6 Pasal UU Cipta Kerja yang Menunai Protes, Termasuk Memberi Kemudahan Tenaga Kerja Asing
Ketentuan jam lembur itu lebih lama dibandingkan dalam UU Nomor 13 Tahun 2003, yang menyebut kerja lembur dalam satu hari maksimal 3 jam
SURYA.co.id I JAKARTA - Tekanan buruh lewat demonstrasi tak membuat membuat DPR surut. Wakil Rakyat di Senayan ini tetap mengetok Omnibus Law Rancangan Undang-Undang (RUU) Cipta Kerja menjadi UU pada rapat paripurnai, Senin (5/10/2020).
Tercatat, hanya fraksi PKS dan Partai Demokrat yang menolak disahkannya UU Cipta Kerja.
Berikut sejumlah poin mnibus Law Cipta Kerja yang diprotes kalangan buruh
1. Penghapusan upah minimum
Uah minimum kota/kabupaten (UMK) dihapus dan diganti dengan upah minimum provinsi (UMP).
Penghapusan itu dinilai membuat upah pekerja lebih rendah. Padahal, dalam Undang-Undang Ketenagakerjaan Nomor 13 Tahun 2003 disebutkan tak boleh ada pekerja yang mendapat upah di bawah upah minimum.
Baik UMP dan UMK, ditetapkan oleh gubernur dengan memperhatikan rekomendasi dari dewan pengupahan provinsi dan bupati/wali kota.
2. Jam lembur lebih lama
Pada omnibus law Bab IV tentang Ketenagakerjaan Pasal 78 disebutkan waktu kerja lembur hanya dapat dilakukan paling banyak empat jam dalam sehari dan 18 jam seminggu.
Ketentuan jam lembur itu lebih lama dibandingkan dalam UU Nomor 13 Tahun 2003, yang menyebut kerja lembur dalam satu hari maksimal 3 jam dan 14 jam dalam satu minggu.
3. Kontrak seumur hidup dan rentan PHK
UU Cipta Kerja Pasal 61 mengatur perjanjian kerja berakhir pada saat pekerjaan selesai.
Sementara, Pasal 61A menambahkan ketentuan kewajiban bagi pengusaha untuk memberikan kompensasi kepada pekerja yang hubungan kerjanya berakhir.
Dengan aturan ini, RUU Cipta Kerja dinilai merugikan pekerja karena ketimpangan relasi kuasa dalam pembuatan kesepakatan.
Sebab, jangka waktu kontrak akan berada di tangan pengusaha yang berpotensi membuat status kontrak pekerja menjadi abadi.
Bahkan, pengusaha diniali bisa mem-PHK pekerja sewaktu-waktu.
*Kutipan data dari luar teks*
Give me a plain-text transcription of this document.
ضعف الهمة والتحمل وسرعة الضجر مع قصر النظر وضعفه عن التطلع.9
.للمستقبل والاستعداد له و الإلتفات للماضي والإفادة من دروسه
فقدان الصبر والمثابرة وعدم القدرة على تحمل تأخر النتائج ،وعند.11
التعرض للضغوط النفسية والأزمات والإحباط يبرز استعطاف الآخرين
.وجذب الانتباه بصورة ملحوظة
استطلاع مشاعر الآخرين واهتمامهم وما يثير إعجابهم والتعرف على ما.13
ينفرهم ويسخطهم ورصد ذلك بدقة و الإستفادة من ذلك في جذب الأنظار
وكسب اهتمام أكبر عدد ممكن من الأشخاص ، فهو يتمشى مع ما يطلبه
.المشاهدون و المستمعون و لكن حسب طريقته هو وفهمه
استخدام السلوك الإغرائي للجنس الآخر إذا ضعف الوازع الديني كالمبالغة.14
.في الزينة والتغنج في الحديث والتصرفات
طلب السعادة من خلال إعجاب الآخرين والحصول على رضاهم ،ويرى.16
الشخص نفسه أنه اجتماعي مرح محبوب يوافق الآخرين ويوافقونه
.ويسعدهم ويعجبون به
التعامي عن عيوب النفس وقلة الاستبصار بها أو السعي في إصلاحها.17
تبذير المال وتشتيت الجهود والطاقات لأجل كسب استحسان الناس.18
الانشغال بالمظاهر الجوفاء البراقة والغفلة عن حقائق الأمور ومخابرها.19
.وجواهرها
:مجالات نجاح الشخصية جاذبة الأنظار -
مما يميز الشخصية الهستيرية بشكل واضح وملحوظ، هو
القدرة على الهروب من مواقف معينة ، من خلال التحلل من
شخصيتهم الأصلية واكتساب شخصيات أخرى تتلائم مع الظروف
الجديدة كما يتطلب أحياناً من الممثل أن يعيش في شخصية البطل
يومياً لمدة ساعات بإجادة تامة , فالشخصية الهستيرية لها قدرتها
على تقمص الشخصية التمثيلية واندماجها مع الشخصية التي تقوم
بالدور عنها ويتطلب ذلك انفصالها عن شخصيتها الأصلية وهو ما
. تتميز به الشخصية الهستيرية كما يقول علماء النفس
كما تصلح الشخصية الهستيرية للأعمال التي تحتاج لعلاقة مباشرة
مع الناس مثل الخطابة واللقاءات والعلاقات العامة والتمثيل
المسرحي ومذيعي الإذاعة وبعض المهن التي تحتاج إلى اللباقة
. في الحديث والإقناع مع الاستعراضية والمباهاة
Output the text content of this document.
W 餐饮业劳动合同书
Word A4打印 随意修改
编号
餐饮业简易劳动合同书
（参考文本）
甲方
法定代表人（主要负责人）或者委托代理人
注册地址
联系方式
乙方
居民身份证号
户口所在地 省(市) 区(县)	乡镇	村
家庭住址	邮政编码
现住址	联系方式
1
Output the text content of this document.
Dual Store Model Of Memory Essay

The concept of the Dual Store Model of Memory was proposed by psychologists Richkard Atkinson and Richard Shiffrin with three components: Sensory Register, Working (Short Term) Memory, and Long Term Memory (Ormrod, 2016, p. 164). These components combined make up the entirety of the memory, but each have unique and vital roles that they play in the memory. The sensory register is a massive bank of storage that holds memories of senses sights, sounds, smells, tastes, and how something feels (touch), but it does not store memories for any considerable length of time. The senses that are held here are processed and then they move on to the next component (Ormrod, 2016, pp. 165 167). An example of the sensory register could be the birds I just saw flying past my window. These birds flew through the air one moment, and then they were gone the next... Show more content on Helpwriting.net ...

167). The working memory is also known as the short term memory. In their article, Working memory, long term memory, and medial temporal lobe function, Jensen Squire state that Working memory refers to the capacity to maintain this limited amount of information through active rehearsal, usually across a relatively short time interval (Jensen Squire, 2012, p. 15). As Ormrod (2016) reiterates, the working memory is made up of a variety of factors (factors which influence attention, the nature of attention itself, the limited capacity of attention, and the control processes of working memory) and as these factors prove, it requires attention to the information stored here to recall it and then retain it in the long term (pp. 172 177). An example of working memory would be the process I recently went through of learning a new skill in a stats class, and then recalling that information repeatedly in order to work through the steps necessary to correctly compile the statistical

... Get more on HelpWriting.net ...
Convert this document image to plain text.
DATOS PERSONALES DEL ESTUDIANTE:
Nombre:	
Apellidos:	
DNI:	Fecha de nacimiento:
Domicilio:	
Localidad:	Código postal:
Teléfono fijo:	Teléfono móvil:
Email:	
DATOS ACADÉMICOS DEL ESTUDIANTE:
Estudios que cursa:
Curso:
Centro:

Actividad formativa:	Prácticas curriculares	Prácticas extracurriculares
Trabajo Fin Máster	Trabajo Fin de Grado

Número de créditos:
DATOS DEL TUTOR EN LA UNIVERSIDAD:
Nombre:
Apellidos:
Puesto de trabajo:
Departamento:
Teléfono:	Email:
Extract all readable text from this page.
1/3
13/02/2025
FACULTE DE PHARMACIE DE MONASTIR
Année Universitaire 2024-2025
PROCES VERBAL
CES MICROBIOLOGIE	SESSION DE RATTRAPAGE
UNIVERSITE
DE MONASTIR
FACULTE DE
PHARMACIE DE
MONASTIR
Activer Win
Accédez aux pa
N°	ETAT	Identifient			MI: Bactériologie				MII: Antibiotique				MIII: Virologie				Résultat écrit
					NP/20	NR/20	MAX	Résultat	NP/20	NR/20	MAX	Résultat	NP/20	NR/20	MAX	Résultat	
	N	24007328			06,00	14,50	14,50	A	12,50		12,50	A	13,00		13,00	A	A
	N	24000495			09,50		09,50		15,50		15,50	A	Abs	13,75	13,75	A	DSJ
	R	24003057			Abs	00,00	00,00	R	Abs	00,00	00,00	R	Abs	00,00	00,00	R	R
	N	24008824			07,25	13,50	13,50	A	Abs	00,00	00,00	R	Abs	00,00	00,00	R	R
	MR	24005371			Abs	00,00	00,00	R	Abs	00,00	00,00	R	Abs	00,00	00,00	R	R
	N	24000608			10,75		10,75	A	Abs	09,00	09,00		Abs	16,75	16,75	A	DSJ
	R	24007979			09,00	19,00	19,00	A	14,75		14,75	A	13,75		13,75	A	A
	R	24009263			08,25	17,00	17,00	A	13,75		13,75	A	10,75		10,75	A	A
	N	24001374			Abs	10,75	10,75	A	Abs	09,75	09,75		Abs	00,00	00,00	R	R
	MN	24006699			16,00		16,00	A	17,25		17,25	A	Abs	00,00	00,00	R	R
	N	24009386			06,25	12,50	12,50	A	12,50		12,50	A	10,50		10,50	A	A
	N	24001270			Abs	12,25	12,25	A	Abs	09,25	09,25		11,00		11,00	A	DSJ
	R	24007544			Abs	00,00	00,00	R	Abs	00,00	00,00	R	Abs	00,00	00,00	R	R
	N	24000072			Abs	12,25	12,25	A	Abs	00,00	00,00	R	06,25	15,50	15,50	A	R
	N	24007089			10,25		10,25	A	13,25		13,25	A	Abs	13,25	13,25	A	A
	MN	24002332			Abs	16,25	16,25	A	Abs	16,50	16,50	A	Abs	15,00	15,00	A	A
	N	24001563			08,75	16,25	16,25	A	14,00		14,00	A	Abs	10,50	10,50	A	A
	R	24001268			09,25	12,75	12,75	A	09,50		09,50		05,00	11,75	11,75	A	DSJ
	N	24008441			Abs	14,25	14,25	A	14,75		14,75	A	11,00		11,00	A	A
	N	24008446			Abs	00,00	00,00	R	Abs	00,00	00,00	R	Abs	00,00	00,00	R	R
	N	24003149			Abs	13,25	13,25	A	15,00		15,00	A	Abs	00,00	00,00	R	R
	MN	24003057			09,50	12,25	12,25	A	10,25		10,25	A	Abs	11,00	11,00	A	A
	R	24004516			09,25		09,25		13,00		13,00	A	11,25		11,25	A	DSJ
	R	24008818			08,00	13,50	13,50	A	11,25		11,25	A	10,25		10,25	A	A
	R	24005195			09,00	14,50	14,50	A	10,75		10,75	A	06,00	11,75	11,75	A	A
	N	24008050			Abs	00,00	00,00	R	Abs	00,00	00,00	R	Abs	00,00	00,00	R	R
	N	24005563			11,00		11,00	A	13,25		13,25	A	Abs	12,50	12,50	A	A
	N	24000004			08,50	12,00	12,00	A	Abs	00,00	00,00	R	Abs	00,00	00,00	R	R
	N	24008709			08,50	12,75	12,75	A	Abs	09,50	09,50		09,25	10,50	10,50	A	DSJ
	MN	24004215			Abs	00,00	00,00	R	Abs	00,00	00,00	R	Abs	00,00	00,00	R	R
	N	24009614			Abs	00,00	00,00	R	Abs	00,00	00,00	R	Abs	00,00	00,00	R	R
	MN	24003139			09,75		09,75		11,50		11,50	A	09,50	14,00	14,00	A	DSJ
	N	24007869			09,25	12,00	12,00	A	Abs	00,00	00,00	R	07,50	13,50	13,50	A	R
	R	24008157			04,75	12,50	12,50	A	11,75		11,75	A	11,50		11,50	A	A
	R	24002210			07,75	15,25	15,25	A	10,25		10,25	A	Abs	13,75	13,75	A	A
4. Pemotongan waktu istirahat
Pada Pasal 79 ayat 2 poin b dikatakan waktu istirahat mingguan adalah satu hari untuk enam hari kerja dalam satu minggu.
5. Menghapus cuti panjang 2 bulan
Dalam 79 ayat 5, RUU ini juga menghapus cuti panjang dua bulan per enam tahun. Cuti panjang disebut akan diatur dalam perjanjian kerja, peraturan perusahaan, atau perjanjian kerja bersama.
Hal tersebut jauh berbeda dari UU Ketenagakerjaan sebelumnya yang menjelaskan secara detail soal cuti atau istirahat panjang bagi pekerja yang telah bekerja selama enam tahun di perusahaan yang sama.
6. Mempermudah perekrutan TKA
Pasal 42 tentang kemudahan izin bagi tenaga kerja asing (TKA) merupakan salah satu pasal yang paling ditentang serikat pekerja.
Pasal tersebut akan mengamandemen Pasal 42 UU Ketenagakerjaan Tahun 2003 yang mewajibkan TKA mendapat izin tertulis dari menteri atau pejabat yang ditunjuk.
Pada Perpres Nomor 20 Tahun 2018, diatur TKA harus mengantongi beberapa perizinan seperti Rencana Penggunaan Tenaga Kerja Asing (RPTKA), Visa Tinggal Terbatas (VITAS), dan Izin Menggunakan Tenaga Kerja Asing (IMTA).
Pengesahan RUU Omnibus Law akan mempermudah perizinan TKA, karena perusahaan yang menjadi sponsor TKA hanya perlu membutuhkan RPTKA saja.